Tonight the annual Perseid meteor shower is supposed to be at its peak but cloud cover and an early day at work tomorrow will keep me from oohing and aahing over shooting stars this year. The weather and work provide convenient excuses but the truth is I've been a bit of a Perseid party pooper for decades now. The last year I really made any effort to watch was six years ago. We were camping out at my dad's, well away from any in-town light pollution that would dilute the power of the show. I was determined to stay awake but ended up falling asleep flat on my back on a blanket on the ground with a three-month old beagle-German shepherd puppy on my chest and my legs (for some reason) threaded through the underside of Hubby's lawn chair.
It's a shame really that I haven't managed to get out under the night sky for so long because my first Perseid shower is one of the clearest memories from my childhood. It was the summer of 1980 and my friend Tracy invited me over to watch the shower from her house way outside of town.
We planned to stay outside all night--the shower was supposed to peak at one or two in the morning--some absurd time that, at the age of twelve, I was unsure even existed as I'd never seen it myself.

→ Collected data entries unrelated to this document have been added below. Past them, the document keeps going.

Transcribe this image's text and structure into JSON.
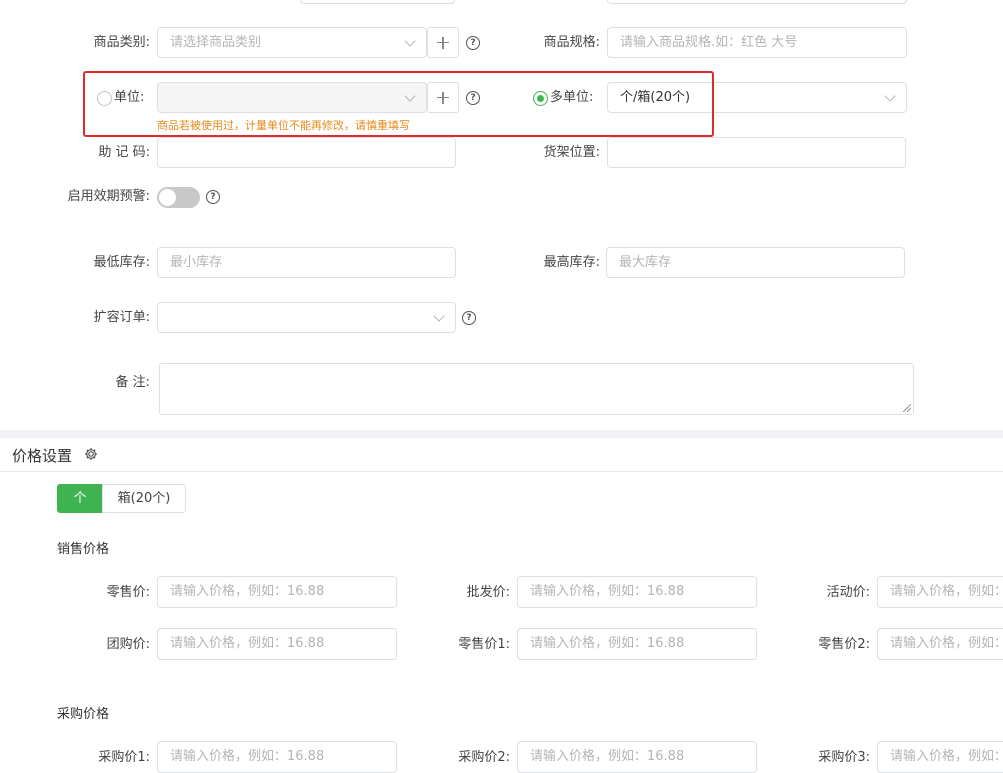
{
  "form": {
    "category": {
      "label": "商品类别:",
      "placeholder": "请选择商品类别"
    },
    "spec": {
      "label": "商品规格:",
      "placeholder": "请输入商品规格.如：红色  大号"
    },
    "unit": {
      "label": "单位:",
      "warning": "商品若被使用过，计量单位不能再修改，请慎重填写"
    },
    "multi_unit": {
      "label": "多单位:",
      "value": "个/箱(20个)"
    },
    "mnemonic": {
      "label": "助 记 码:"
    },
    "shelf": {
      "label": "货架位置:"
    },
    "expiry_alert": {
      "label": "启用效期预警:"
    },
    "min_stock": {
      "label": "最低库存:",
      "placeholder": "最小库存"
    },
    "max_stock": {
      "label": "最高库存:",
      "placeholder": "最大库存"
    },
    "expand_order": {
      "label": "扩容订单:"
    },
    "remark": {
      "label": "备 注:"
    }
  },
  "price": {
    "title": "价格设置",
    "tabs": [
      {
        "label": "个"
      },
      {
        "label": "箱(20个)"
      }
    ],
    "sale_title": "销售价格",
    "purchase_title": "采购价格",
    "placeholder": "请输入价格，例如：16.88",
    "sale_fields": [
      "零售价:",
      "批发价:",
      "活动价:",
      "团购价:",
      "零售价1:",
      "零售价2:"
    ],
    "purchase_fields": [
      "采购价1:",
      "采购价2:",
      "采购价3:"
    ]
  },
  "colors": {
    "accent": "#3fb34f",
    "warning": "#e6891a",
    "highlight": "#e02b2b"
  }
}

We pulled two lounge-style lawn chairs into the backyard and set ourselves up with pillows and blankets and we talked and waited and were eventually richly rewarded with a stunning show of meteor activity. I've never seen as many shooting stars at a time since.
I remember the depth of our conversation almost as much as the shooting stars. Tracy and I had a tumultuous relationship--pretty common in girls our age. BFF's hadn't been invented yet, but cattiness and gossip and petty jealousy and competition among friends certainly had. She was one of two people I was closest to throughout sixth grade, but we would grow apart in seventh grade. I didn't know that yet and that night on lawn chairs on the dew-dampened lawn beneath stars twinkling and shooting above our heads, we bared our souls to one another.
One of the things Tracy told me that night was that she sometimes gave herself poison ivy to get her mother's attention. In the morning, she showed me a patch of tiger lilies and milkweed growing around the edges of a swampy area in the lower center of their front yard. She pointed out the leaves of poison ivy tangled among the other weeds and asked me if I wanted to try it.
I don't remember agreeing or protesting, but I do remember holding out my left hand and rubbing leaves hard against the back of it. The rash began before I'd made it all the way home that afternoon. It spread to my face, probably from the oils left on the fingers I'd used to grind the leaves into the back of my hand. My eyes swelled nearly shut and my mother took me to a doctor in town. I was given medication and a special face rinse and told that my allergy to poison ivy was so dramatic that I could conceivably contract it from oil or pollen in the air if I was downwind from the plants at the wrong time. My face was so swollen and distorted from the rash with its oozing blisters that the nurse, who had never seen me undeformed, made my mother promise to bring me back in when the swelling went down so she would know the "before" version.
I've had poison ivy a few times since, twice almost as badly as that summer. (One of those was shortly after my wedding to Hubby. Poor guy, to be introduced to the Ivy Monster version of me so soon after committing to me for life.) It's hard not to think of Tracy as I'm itching and trying desperately not to scratch.
And, of course, I think of her every year when the Perseids make their return. I hope she no longer has quite such a need for calamine lotion or attention and sympathy. I hope she is doing well and that she has a good seat for tonight's show.